NR: As we know, the organic CIDOB [the Confederation of Indigenous Peoples of Bolivia], led by the brother Adolfo Chávez, also has its own parallel organization that the government has created, and which has generated this division. Unfortunately, the indigenous authorities of the CIDOB and the Conamaq see social organizations such as the CSUTCB [Unified Syndical Confederation of Rural Workers of Bolivia], the Bartolina Sisa [women campesina confederation], and other intercultural organizations, as truly asleep, because they don’t say anything, for example, against the Mining Law, the undermining [of social organizations like CIDOB and Conamaq], the Water Law, the Forest Law… and so many others. But above all, they say nothing about the Mining Law, which is a murderous and terrible law which puts human rights below the rights of miners.
PP: Between redirecting and deepening the process, as some believe, what needs be done with the “Process of Change” [of the MAS]?
NR: Regrettably, the process of change is lost, because it is a process only of the transnational corporations and large land owners. It continues benefiting the powerful and privileged; and the marginalized indigenous people are in the same situation as always. We don’t see a process of change…
PP: You are 28 years old. Is being young a challenge in front of the older indigenous authorities?
NR: My age doesn’t do me any harm. But being an indigenous woman does, this has its limits. We live in a machista and patriarchal system, something which is also present in the social organizations. This government discriminates against me; it does not want to recognize our Conamaq, which is organic, and for this reason they created a parallel organization.
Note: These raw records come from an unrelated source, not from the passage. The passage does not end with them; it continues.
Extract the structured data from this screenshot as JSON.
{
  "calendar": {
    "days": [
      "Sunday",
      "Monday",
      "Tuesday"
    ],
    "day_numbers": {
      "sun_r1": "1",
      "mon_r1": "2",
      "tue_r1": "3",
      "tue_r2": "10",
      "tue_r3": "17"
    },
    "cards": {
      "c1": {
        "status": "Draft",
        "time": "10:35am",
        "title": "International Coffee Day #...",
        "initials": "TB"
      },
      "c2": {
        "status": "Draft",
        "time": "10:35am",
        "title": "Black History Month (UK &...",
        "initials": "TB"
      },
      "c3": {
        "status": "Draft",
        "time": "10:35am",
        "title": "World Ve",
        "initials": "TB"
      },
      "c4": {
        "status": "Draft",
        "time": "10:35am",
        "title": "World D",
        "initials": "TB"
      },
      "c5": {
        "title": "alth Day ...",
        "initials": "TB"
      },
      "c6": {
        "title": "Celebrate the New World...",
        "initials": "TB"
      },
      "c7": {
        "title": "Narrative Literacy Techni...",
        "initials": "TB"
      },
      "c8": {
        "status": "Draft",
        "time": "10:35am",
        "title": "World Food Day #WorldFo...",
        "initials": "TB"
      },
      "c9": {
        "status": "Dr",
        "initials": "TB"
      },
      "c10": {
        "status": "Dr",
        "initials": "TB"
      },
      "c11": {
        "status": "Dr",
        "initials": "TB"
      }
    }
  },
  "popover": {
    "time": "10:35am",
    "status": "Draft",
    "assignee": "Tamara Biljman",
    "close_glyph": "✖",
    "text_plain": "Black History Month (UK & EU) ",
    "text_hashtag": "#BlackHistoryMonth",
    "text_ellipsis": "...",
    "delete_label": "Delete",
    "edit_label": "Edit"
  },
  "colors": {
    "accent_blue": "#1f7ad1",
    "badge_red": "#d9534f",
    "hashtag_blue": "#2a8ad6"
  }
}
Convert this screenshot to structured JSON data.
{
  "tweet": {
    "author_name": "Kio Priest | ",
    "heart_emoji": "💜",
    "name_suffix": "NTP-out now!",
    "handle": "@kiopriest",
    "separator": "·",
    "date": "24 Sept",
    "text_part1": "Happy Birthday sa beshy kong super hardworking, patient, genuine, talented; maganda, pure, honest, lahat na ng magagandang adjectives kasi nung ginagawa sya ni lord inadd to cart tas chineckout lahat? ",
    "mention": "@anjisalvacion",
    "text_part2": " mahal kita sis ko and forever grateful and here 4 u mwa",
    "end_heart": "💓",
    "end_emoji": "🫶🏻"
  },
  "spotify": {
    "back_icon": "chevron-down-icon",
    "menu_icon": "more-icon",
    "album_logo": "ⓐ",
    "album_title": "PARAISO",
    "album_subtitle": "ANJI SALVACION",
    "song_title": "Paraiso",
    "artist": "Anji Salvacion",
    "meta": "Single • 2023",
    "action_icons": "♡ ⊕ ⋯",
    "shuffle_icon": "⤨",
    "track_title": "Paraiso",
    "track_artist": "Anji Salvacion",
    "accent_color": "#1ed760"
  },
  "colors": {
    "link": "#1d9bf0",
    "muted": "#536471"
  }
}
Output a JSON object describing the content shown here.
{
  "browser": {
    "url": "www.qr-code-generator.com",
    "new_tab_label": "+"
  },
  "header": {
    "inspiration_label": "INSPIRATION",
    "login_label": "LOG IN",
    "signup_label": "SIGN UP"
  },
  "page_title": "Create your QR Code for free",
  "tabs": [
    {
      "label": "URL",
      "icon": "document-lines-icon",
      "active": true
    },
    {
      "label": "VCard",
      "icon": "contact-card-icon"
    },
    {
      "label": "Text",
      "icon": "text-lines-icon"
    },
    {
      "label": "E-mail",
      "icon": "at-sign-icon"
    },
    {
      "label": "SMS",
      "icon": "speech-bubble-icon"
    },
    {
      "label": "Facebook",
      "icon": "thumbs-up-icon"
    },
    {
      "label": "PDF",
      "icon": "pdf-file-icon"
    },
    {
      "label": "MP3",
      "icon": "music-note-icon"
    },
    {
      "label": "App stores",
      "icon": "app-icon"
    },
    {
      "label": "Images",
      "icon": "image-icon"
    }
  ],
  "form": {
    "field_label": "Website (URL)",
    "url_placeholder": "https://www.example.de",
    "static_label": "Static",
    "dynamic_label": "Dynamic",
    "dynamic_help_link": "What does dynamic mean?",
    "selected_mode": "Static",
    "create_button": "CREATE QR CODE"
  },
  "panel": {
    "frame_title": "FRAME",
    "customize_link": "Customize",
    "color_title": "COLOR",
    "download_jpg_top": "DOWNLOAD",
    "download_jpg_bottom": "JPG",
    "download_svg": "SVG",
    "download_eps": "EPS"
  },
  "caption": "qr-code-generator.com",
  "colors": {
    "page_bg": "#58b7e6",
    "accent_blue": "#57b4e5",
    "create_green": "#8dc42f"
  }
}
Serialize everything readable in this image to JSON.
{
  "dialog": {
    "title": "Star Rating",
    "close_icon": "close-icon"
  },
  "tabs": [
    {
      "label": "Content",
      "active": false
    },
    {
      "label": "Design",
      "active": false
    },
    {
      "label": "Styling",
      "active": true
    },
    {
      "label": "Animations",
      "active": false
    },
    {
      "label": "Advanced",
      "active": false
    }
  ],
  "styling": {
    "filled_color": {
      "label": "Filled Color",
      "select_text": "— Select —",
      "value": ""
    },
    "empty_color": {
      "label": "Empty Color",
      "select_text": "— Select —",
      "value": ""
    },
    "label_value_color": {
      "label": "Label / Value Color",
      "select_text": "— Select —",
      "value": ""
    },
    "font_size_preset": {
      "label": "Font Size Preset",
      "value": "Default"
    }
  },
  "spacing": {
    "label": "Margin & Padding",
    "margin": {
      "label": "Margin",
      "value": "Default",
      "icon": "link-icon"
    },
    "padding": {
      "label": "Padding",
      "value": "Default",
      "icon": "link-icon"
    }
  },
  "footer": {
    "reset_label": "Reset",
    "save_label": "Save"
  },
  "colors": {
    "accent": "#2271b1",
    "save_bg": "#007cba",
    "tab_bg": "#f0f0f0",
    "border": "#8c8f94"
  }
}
But as a woman, I am fine, I have the support of my husband, of my children, and I continue fighting for them and for all of the [Conamaq grassroots] base, and all of my ayllus [community organizations], my authorities, which have entrusted me with this power, and I need to fulfill my mandate. Being a woman has its difficulties, but we’ll always break the chains of machismo.
PP: How would you describe the role of women in social struggles?
NR: The women are a key part of the struggle because we’re in all of the marches, in all of the mobilizations that we’ve had – despite the fact that we’re often unseen and not valued, but we’re there. We’re the ones who give sustenance to the struggle, whether it’s through cooking for marchers, or proposing ideas for dialogue, and figuring out where we can stay for night during marches and vigils.